Cardiothoracic surgeon Ahmet Kilic is sharply aware that he stands at the midpoint of a see-saw, one tilting downward.
New to Johns Hopkins, Kilic was hired both for his art and skill in transplanting hearts and for his expertise in the specifics of matching recipients with donors. If an organ is unavailable in a timely manner, the decision can be made to pursue surgical therapy in the form of a ventricular assist device (VAD) or other type of mechanical circulatory support system.
Kilic (pronounced “KIL-itch”) directs Johns Hopkins’ Heart Transplantation and Mechanical Circulatory Support Program. The goal: Protect patients’ overall tissue perfusion and restore a quality of life to patients facing chronic or end-stage heart failure.
Still, he says, even with some two decades of worldwide research on VAD surgical implants, statistics on long-term survival fall short of perfect.
Donor hearts remain scarce, and adverse events from VADs, though fewer, dog the various mechanical circulatory support devices. The pumps can malfunction from clotting, with a subsequent risk of bleeding or stroke.
Moreover, fundamental questions persist: Why, in like patients in similar stages of cardiogenic shock, for example, does one patient achieve better than a one-year survival, while the other doesn’t? Do the devices themselves remodel still-normal, adjacent heart tissue? Do they sensitize patients’ immune systems? Can early insertion of a left ventricular assist device (LVAD) slow right-ventricle cardiomyopathy?
Kilic, however, is confident that, in the near future, surgical therapy can level the see-saw of outcomes for sicker patients and likely start its tilt in the other direction. LVAD design is steadily improving, for example. Also, Kilic says, there’s research on new materials—hybrids of biological and manmade agents to line the pumps—which seem patient-friendlier and discourage blood clots.

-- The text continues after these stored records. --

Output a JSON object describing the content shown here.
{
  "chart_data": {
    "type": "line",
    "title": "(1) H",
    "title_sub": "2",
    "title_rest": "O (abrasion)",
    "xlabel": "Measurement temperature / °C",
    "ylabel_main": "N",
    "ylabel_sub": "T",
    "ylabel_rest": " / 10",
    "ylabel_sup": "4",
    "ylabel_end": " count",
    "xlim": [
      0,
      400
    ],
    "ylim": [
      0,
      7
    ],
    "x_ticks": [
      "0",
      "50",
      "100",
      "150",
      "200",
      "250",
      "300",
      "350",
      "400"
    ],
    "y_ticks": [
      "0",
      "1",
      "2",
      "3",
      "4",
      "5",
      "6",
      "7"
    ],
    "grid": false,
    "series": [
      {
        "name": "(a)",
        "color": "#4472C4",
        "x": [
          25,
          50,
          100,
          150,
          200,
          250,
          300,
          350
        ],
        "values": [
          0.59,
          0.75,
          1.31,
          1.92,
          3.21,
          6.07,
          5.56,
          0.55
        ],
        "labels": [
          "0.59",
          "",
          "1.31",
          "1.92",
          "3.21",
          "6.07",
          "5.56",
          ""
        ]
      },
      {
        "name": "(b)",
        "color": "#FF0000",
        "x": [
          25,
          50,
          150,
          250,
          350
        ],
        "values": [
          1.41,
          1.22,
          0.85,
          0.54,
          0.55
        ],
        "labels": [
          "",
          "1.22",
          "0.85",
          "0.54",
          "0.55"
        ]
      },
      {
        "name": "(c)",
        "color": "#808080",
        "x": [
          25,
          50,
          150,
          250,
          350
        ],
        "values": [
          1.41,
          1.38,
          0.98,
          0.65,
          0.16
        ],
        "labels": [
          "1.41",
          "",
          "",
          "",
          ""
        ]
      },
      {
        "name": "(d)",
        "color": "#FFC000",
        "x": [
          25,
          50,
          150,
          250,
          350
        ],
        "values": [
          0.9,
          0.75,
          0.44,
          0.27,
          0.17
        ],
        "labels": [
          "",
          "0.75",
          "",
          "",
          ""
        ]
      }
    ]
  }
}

He ticks off other changes: “By using better criteria to select recipients, we have significantly changed patient responses to LVADs. And we’re more often introducing the pumps earlier, when people are less sick and better able to cope with the morbidity of surgery.”
That tactic goes hand-in-hand with an overall policy change in Johns Hopkins’ surgical heart failure therapy group. “We now see our advanced patients earlier as a team,” Kilic explains. “That means we do rounds together, bringing in the heart failure cardiologists, coordinators, nurses, intensivists and, of course, the surgeons to the bedside.”

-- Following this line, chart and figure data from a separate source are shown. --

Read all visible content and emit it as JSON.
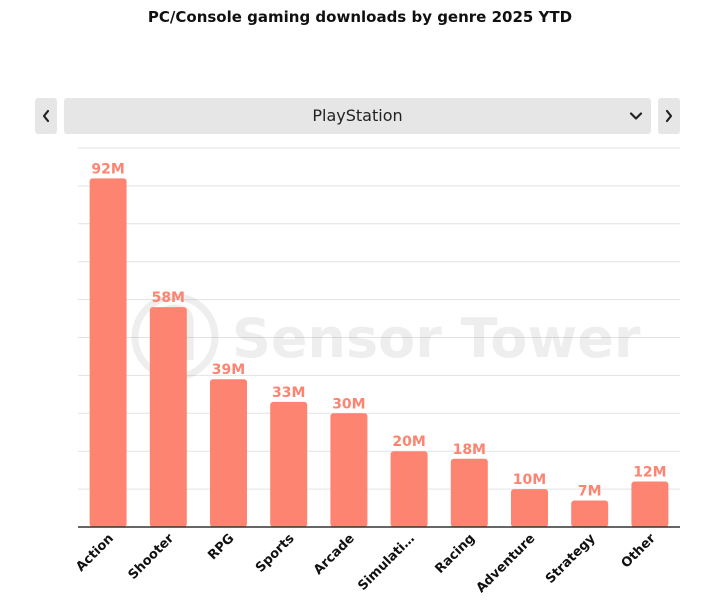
{
  "title": "PC/Console gaming downloads by genre 2025 YTD",
  "selector": {
    "value": "PlayStation"
  },
  "icons": {
    "prev": "chevron-left-icon",
    "next": "chevron-right-icon",
    "dropdown": "chevron-down-icon",
    "watermark": "sensor-tower-logo"
  },
  "watermark": {
    "text": "Sensor Tower"
  },
  "colors": {
    "bar": "#fd8471",
    "label": "#fd8471",
    "grid": "#e3e3e3",
    "axis": "#333333"
  },
  "chart_data": {
    "type": "bar",
    "title": "PC/Console gaming downloads by genre 2025 YTD",
    "categories": [
      "Action",
      "Shooter",
      "RPG",
      "Sports",
      "Arcade",
      "Simulati…",
      "Racing",
      "Adventure",
      "Strategy",
      "Other"
    ],
    "values": [
      92,
      58,
      39,
      33,
      30,
      20,
      18,
      10,
      7,
      12
    ],
    "value_labels": [
      "92M",
      "58M",
      "39M",
      "33M",
      "30M",
      "20M",
      "18M",
      "10M",
      "7M",
      "12M"
    ],
    "unit": "M",
    "ylim": [
      0,
      100
    ],
    "grid": true,
    "legend": "none"
  }
}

A last improvement comes as LVADs have become smaller, namely, using best practices to guide their insertion. While Kilic was program head at Ohio State’s Wexner Medical Center, for example, his lab fine-tuned placement of the HeartMate II, a “workhorse,” second-generation pump. It became the first one FDA-approved both as a lasting or “destination therapy” and as a temporary bridge to buy time for patients with refractory disease still on heart transplant lists.
Positioning the pump lower and securing it more tightly—part of the national PREVENT clinical trial—significantly discouraged in-pump clots.
Last fall, HeartMate III won approval as smaller, still, and even better-tolerated. “We’ve introduced this new pump to Johns Hopkins, along with the competitor HeartWare HVAD,” he says. Though each has its own niche, both pumps work by a new principle, Kilic says, where internal parts that might wear unduly are magnetized to repel each other.
Because the HeartWare HVAD is the smallest yet, Kilic could introduce mini-sternotomies at Johns Hopkins. “The incision—shorter than the full sternotomy—lessens patients’ recovery time, with less discomfort,” Kilic notes.
Over the past several years, Johns Hopkins surgeons performed 10 to 25 heart transplants a year—around the average volume for a major center. Fewer LVAD surgeries happened last year, but Kilic notes, “We deal with the sickest of the sick patients, and we will always perform whatever the patient’s body tells us to do.”
“As we solve the shortcomings of device therapy, guided by our outcomes research, we can expect procedures to become more routine,” he adds. “So far, I like best care as opposed to most care, and that is absolutely what we strive for at Hopkins—it’s our bottom line.”